Tendon fenestration is another technique that may be used, where a needle stabs the tendon to bring blood flow to the area and encourage healing. A local anesthetic is used to reduce pain.

Additionally, platelet-rich plasma (PRP) treatment may be used, where your platelets are injected into the diseased tendon.

If the tendon is not responding to the non-surgical options, especially if it ruptures, surgery may be considered.

Frequently asked questions

Is plantar fasciitis a type of tendinopathy?

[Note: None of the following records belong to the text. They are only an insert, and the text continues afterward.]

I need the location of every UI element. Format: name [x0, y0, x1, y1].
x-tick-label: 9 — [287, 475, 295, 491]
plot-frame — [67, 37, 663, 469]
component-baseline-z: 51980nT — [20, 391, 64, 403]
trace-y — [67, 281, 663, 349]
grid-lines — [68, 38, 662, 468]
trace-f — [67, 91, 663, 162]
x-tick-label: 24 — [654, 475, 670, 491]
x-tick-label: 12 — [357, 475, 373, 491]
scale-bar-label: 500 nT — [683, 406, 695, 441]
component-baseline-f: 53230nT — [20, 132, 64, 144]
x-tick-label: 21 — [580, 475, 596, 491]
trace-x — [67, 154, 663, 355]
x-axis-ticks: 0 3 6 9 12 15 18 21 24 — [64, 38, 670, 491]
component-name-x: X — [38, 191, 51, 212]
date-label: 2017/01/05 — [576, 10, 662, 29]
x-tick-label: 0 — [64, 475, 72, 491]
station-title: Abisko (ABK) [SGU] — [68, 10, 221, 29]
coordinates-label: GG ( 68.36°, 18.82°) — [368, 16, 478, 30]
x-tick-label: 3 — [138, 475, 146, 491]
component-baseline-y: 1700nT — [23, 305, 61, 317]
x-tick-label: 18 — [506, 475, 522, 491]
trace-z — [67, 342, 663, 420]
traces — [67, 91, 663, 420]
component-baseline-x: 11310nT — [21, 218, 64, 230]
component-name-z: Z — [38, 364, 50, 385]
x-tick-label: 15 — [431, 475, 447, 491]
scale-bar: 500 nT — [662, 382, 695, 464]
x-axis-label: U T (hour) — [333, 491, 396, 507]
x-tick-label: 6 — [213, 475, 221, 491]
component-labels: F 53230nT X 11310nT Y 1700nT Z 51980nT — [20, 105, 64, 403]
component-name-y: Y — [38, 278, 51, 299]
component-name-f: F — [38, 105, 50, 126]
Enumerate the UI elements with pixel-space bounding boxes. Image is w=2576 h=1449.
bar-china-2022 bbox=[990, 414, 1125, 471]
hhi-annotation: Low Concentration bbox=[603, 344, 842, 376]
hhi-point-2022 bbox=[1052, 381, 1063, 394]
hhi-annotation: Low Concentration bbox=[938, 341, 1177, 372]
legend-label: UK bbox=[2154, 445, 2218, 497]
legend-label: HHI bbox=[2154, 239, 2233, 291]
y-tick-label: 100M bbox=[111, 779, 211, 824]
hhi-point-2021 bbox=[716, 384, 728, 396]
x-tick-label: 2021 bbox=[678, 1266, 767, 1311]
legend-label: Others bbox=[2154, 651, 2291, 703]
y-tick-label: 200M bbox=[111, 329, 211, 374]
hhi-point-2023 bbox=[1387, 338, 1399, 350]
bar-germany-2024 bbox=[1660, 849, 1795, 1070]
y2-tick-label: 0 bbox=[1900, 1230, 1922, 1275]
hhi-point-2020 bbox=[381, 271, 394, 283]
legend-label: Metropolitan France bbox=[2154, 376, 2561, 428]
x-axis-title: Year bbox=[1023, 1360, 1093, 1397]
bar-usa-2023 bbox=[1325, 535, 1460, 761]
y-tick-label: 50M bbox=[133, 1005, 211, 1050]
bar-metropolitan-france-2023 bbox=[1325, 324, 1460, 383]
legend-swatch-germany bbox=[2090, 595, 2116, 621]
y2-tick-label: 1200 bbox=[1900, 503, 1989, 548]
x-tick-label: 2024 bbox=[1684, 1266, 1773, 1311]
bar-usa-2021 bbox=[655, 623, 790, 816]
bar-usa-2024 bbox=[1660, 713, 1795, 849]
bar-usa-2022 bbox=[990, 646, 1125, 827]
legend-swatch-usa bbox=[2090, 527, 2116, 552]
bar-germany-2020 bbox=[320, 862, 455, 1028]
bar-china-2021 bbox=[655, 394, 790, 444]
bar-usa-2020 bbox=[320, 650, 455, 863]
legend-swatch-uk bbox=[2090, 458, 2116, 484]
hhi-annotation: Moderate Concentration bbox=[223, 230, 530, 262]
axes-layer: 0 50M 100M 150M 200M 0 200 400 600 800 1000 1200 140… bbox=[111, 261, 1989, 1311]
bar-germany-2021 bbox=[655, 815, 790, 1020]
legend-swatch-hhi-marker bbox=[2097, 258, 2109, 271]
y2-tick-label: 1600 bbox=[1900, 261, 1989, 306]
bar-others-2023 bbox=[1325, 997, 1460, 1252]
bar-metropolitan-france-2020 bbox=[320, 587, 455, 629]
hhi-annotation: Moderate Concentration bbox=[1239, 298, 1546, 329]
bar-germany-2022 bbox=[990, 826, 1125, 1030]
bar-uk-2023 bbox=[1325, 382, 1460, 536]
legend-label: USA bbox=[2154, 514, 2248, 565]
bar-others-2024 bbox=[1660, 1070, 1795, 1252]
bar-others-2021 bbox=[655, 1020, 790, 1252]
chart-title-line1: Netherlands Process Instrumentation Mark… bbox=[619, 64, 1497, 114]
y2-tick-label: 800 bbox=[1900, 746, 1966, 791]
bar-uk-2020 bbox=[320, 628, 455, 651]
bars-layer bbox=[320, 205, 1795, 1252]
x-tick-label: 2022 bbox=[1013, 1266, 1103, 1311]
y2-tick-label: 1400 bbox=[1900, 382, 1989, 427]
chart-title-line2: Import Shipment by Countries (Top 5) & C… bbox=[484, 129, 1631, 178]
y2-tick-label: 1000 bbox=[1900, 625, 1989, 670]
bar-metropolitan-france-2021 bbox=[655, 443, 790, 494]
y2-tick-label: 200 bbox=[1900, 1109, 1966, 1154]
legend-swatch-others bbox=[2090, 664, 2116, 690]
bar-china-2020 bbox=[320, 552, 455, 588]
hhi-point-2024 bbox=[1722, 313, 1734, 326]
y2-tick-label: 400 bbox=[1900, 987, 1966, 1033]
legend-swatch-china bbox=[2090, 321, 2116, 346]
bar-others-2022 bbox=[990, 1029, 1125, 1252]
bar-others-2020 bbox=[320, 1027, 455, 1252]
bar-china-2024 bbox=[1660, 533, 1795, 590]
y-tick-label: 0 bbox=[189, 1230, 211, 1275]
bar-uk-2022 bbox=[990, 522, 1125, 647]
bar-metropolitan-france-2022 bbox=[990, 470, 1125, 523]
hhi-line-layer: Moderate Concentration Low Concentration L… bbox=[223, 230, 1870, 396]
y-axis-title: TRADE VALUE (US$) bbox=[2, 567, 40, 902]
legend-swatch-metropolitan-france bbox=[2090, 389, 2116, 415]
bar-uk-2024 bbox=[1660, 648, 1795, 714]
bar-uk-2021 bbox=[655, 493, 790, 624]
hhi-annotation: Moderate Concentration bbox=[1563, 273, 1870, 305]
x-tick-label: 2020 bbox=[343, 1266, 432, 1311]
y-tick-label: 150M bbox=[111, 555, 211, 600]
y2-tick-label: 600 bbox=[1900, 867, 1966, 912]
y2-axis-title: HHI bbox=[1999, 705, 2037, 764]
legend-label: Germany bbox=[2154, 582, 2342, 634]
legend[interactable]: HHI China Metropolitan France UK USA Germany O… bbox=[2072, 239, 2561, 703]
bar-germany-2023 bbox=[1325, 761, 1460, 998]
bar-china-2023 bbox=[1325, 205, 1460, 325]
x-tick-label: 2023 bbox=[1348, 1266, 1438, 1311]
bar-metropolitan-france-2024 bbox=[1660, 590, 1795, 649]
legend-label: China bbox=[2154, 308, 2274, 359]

Fascia is more fibrous than tendon tissue, but it is very, very similar in a few ways. The plantar fascia is very closely related to the Achilles. In many cases, both the plantar fascia and the Achilles tendon are involved. The initial exercises to treat both are very similar as well.

Would dry needling help treat tendinopathy?

Dry needling is very similar to the tendon fenestration procedure, just with a smaller acupuncture needle. I often put it on physical therapy prescription for patients to consider as it can help with the pain in the short term to help make physical therapy less painful.

What steps can you take to help prevent tendinopathy?

Staying active but not too active and not increasing exercise too quickly can help. I tell people to increase exercise intensity and volume by about 10% per week. Additionally, making sure that you’re eating enough protein and carbs to support your muscle growth, staying mobile, and making sure that you’re doing balanced exercises.

How long does it take tendinopathy to heal?

It can take many weeks for tendinopathy to heal. You may be doing physical therapy for six to twelve weeks. In some cases, such as for Achilles tendinopathy where it is difficult to avoid using the tendon, you may need 16 weeks of physical therapy. For tennis elbow (lateral epicondylitis), it may take a year for the pain to go away.

Can tendinopathy be mistaken for arthritis or other conditions? How do you tell them apart?

Yes, there are similarities, and many people have both. We often get x-rays to evaluate the joint, which can effectively tell us if there is also arthritis present. Since the presentation is similar in both, it is hard for patients to know what they’re dealing with without some help from our end.